Learning-Science Based Civic Education
In today’s rapidly changing world, preparing young people to thrive as citizens means giving them the values, knowledge, skills and dispositions they will need to advance wellbeing for themselves, for others, for society and for the planet. In order for such learning to succeed, we will need to activate ecosystems that provide opportunities for deep learning, through experiences that leave lasting impressions. Recent advances in learning science allow us to understand how to provide such experiences, and how to sequence learning modules from the vast array of available resources, so that young people learn what they need to learn. The newly launched civic education platform Composer, a partner of The Learning Collaborative, has created a n online resource to support teachers in compiling learning units from the best available resources backed by learning science. Together, Composer and “TLC” are working to support museums in creating the most high-impact learning units to support student’s growth against key civic learning goals as defined by states and districts.
The incomparable power of place-based learning
Another output of recent research on how kids learn has been a renewed focus on the value of place-based learning. Learning that is in the community can be more learner-centric, inquiry-based, relevant, innovative and interdisciplinary than traditional classroom learning. With the focus of our society on ensuring employability in a tech-driven economy, STEM alliances have formed across the country to enable young people to engage with science, technology, engineering and math in a hands-on, real-world fashion within their communities. “It is high time that we translate these ecosystem models into the realm of civic learning”, says Fernande Raine, co-founder of the Collaborative and CEO of got history, the sponsoring organization of the network. “Classroom educators, museum educators, and, of course, students should be at the heart of that.”
Going forward, The Learning Collaborative aims to engage a nation-wide community of educators across institutions, co-creating new models for high-impact place-based learning experiences that are connected with civic learning goals. In partnership with existing networks, it aspires to bridge the world of museums and schools to accelerate a shift of our school systems towards being an incubator of changemakers. They are crafting a Playbook to support local teams of educators interested in creating their own local civic learning collaboratives. View the Playbook here.
Upcoming EdCom Event
Interested in joining?
The Learning Collaborative is actively seeking great models worth spreading, and individuals who want to be a part of reimagining how young people learn “humanity”, including history, art and literature.

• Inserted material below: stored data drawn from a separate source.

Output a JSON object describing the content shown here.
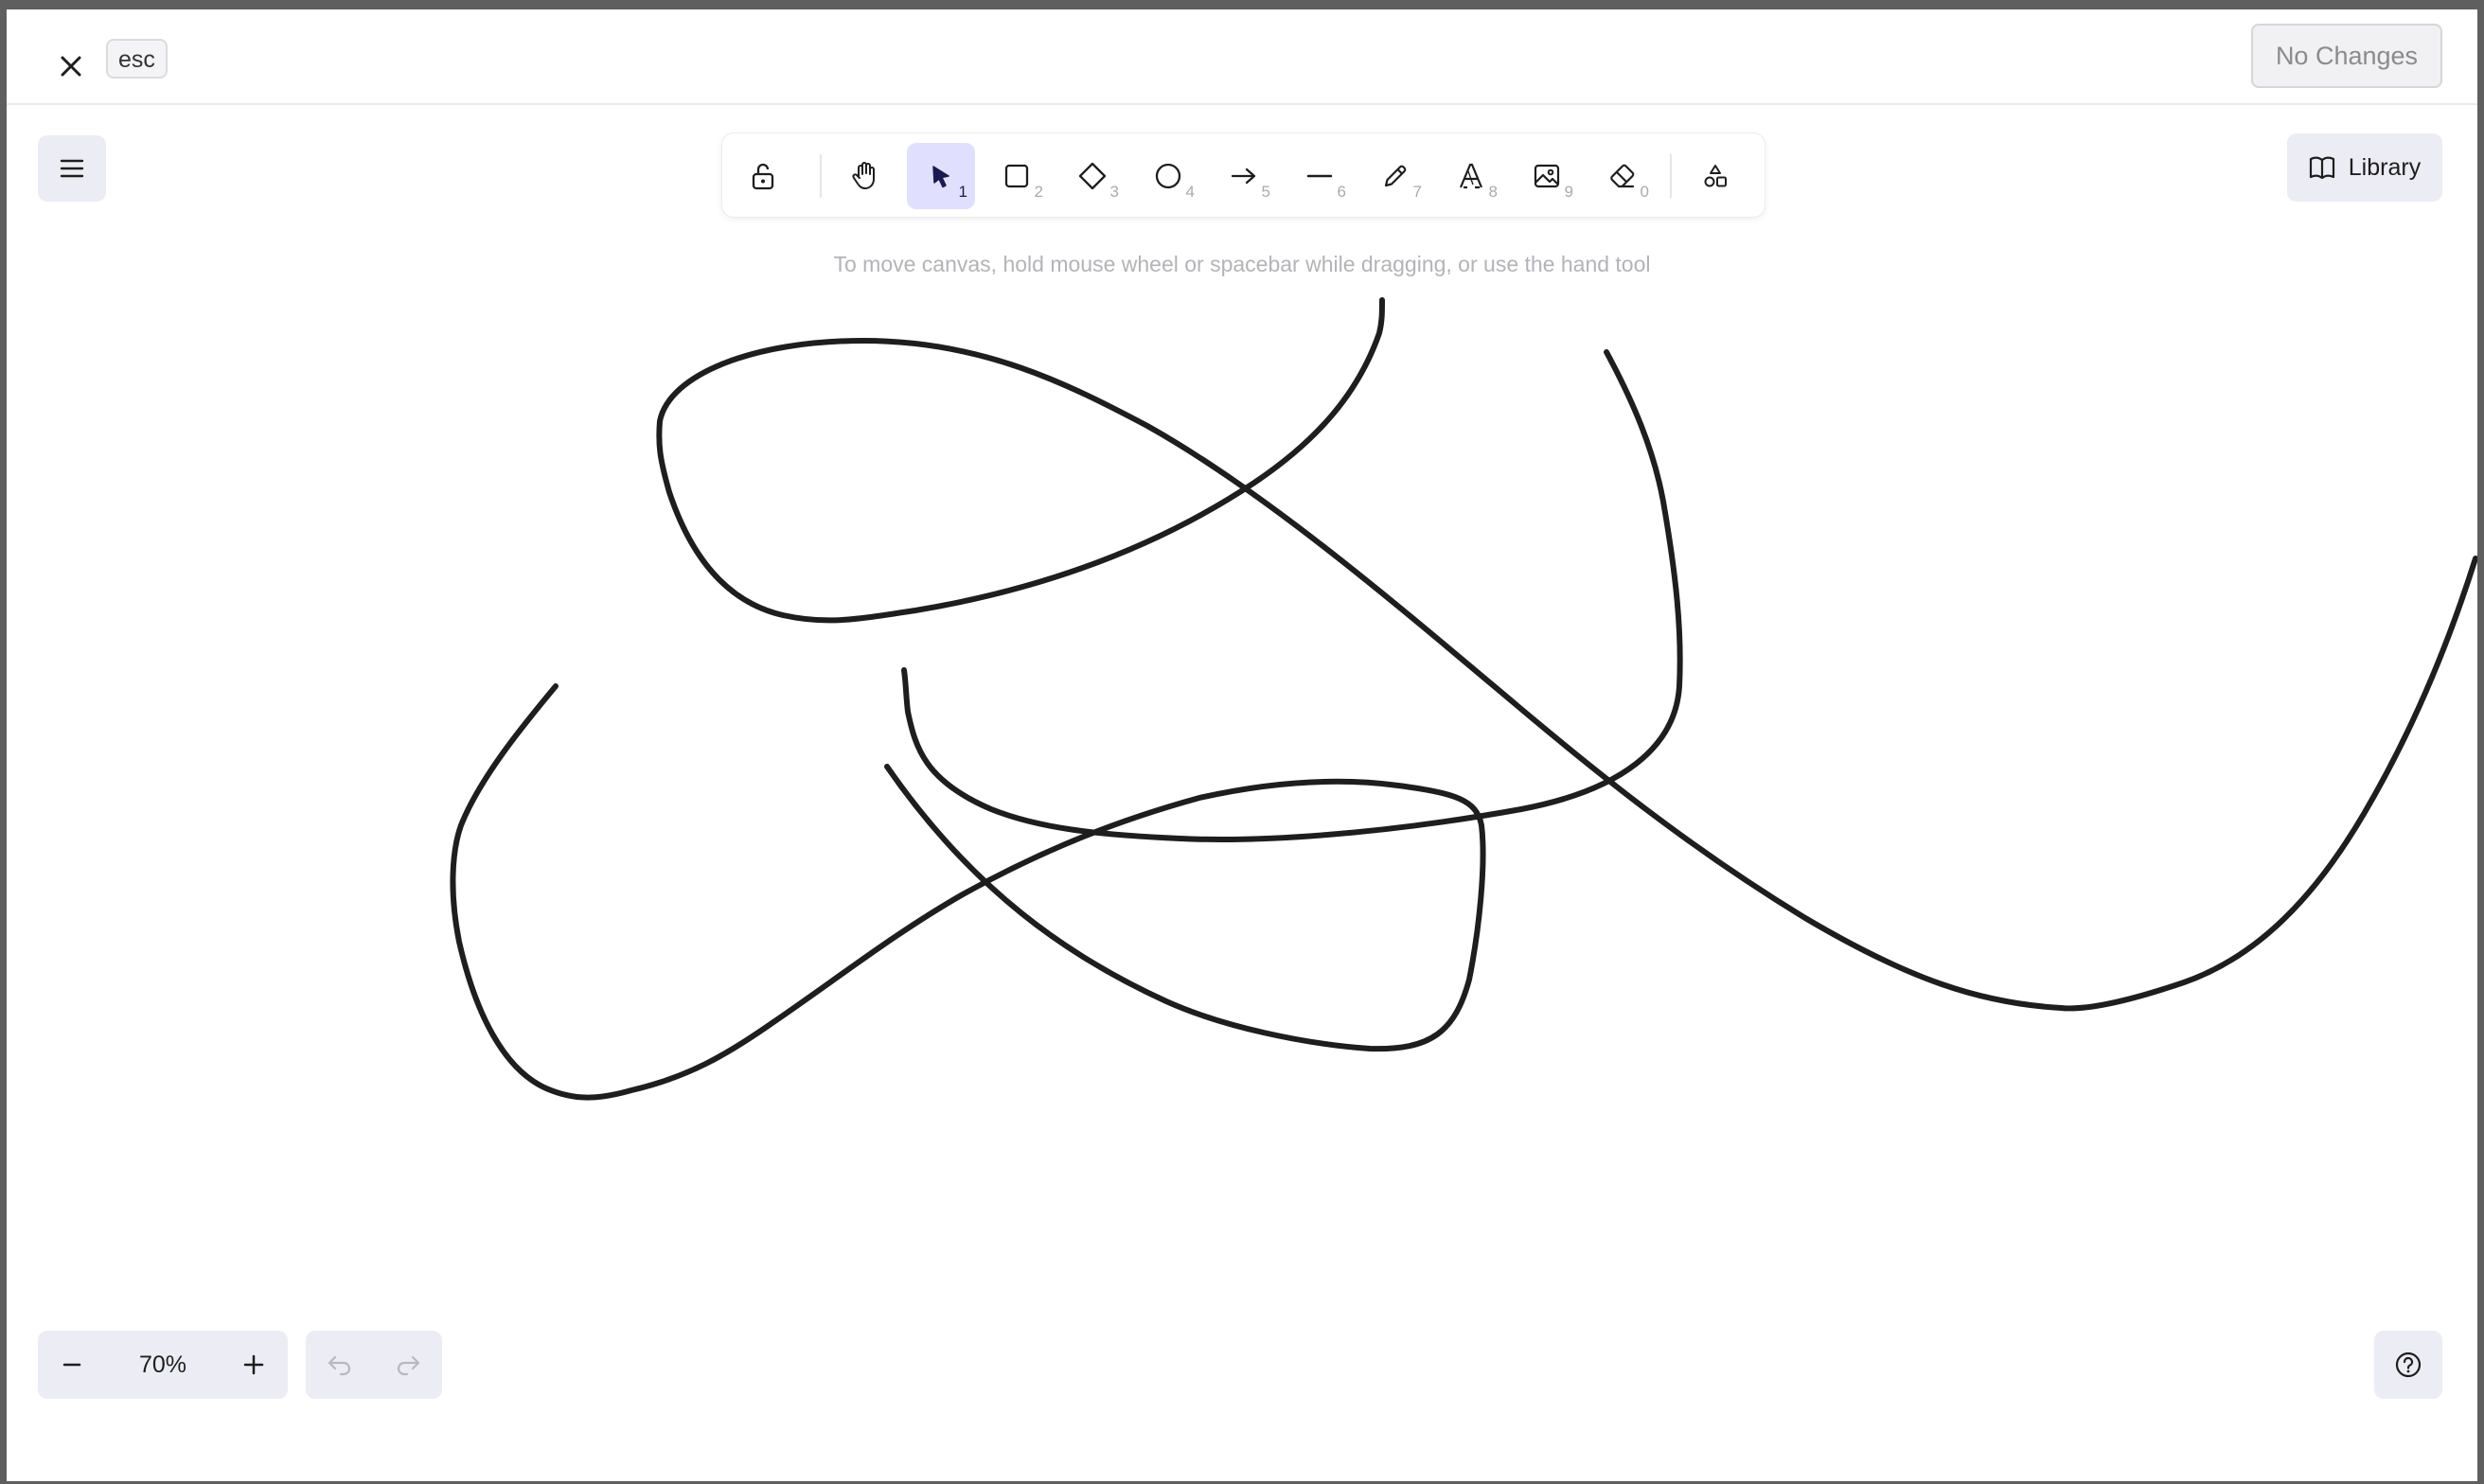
{
  "header": {
    "esc_label": "esc",
    "status_button": "No Changes"
  },
  "toolbar": {
    "tools": [
      {
        "name": "lock",
        "icon": "lock-open-icon",
        "key": ""
      },
      {
        "name": "hand",
        "icon": "hand-icon",
        "key": ""
      },
      {
        "name": "selection",
        "icon": "pointer-icon",
        "key": "1",
        "active": true
      },
      {
        "name": "rectangle",
        "icon": "rectangle-icon",
        "key": "2"
      },
      {
        "name": "diamond",
        "icon": "diamond-icon",
        "key": "3"
      },
      {
        "name": "ellipse",
        "icon": "ellipse-icon",
        "key": "4"
      },
      {
        "name": "arrow",
        "icon": "arrow-icon",
        "key": "5"
      },
      {
        "name": "line",
        "icon": "line-icon",
        "key": "6"
      },
      {
        "name": "draw",
        "icon": "pencil-icon",
        "key": "7"
      },
      {
        "name": "text",
        "icon": "text-icon",
        "key": "8"
      },
      {
        "name": "image",
        "icon": "image-icon",
        "key": "9"
      },
      {
        "name": "eraser",
        "icon": "eraser-icon",
        "key": "0"
      },
      {
        "name": "more-shapes",
        "icon": "shapes-icon",
        "key": ""
      }
    ]
  },
  "library": {
    "label": "Library"
  },
  "canvas": {
    "hint": "To move canvas, hold mouse wheel or spacebar while dragging, or use the hand tool",
    "stroke_color": "#1e1e1e"
  },
  "footer": {
    "zoom_level": "70%"
  },
  "colors": {
    "accent": "#e0dffe",
    "button_bg": "#ececf4"
  }
}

Sign up for the newsletter here to keep informed about upcoming design workshops and events. Or let us know here if you are interested in starting a Learning Collaborative in your own region.
So, how can we – as a collective field – change our language to better reach teachers and students nationwide? How can museums gather more insight into what teachers need? How can museums transform the educational experiences of younger people to help them advance the wellbeing of themselves, our society, and planet?
The answer lies in a community of practice.